No conjunto da Regula monachorum, a necessidade (necessitas) encontra-se, por sua vez, em estreita relação com o trabalho (labor). O labor manuum é proporcionalmente maior e mais extenuante quanto mais se fizer sentir, também, a necessitas. Esta, que poderia parecer uma conclusão automática, apresenta uma complexidade ulterior, uma vez que se verifica um descompasso entre a lectio divina - a oração - e o labor manuum - o trabalho. De acordo com a Regra, a lectio prescrita apresenta - ou ao menos, deveria apresentar - somente pequenas variações, em função de expedientes restritos - que dizem respeito a questões de forma e de organização temporal.

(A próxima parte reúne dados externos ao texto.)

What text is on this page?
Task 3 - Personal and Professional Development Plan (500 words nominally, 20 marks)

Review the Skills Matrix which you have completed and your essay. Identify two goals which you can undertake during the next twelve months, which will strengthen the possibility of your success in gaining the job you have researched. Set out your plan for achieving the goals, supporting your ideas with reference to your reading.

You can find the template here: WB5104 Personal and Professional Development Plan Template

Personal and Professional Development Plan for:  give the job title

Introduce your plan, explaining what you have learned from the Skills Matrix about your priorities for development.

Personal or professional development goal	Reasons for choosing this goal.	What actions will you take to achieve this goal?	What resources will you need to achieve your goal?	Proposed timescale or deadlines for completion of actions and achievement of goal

Por sua vez, o labor manuum comporta variações qualitativas - o pequeno trecho do capítulo XLVIII nos permite verificar a possibilidade do emprego dos monges em trabalhos manuais conforme o grau de paupertas (pobreza ou riqueza).

Naturalmente, a maior ou menor precariedade material do lugar apresentava, portanto, implicações para o maior emprego de monges na ceifa ou nos scriptoria. A própria realidade dos scriptoria - e o volume e importância de sua produção - pode ser relacionada à renda total do mosteiro. Essa pode ser deduzida dos recursos obtidos de seus patronos, da produção que se realiza em seu dominium e do conjunto de doações e outros expedientes ligados à existência social do mosteiro. Em regiões particularmente mais abastadas, era comum encontrarem-se mosteiros mais permeáveis à afluência de indivíduos também abastados e educados segundo o currículo aristocrático. Uma tal configuração predispunha a uma maior presença de trabalhadores destinados ao trabalho da terra, o que liberaria os monges de grande parte do trabalho manual. Esse labor manuum, por sua vez, era preferencialmente identificado à atividade junto à terra: aspecto que viria a ser, também entre os franciscanos, um pressuposto da simplicidade - fundamento da humildade. Conforme a Regra Beneditina, “porque então são verdadeiros monges, se vivem do trabalho de suas mãos, assim como [fizeram] nossos Padres e os Apóstolos. ” (c. XLVIII, fl. 33-34).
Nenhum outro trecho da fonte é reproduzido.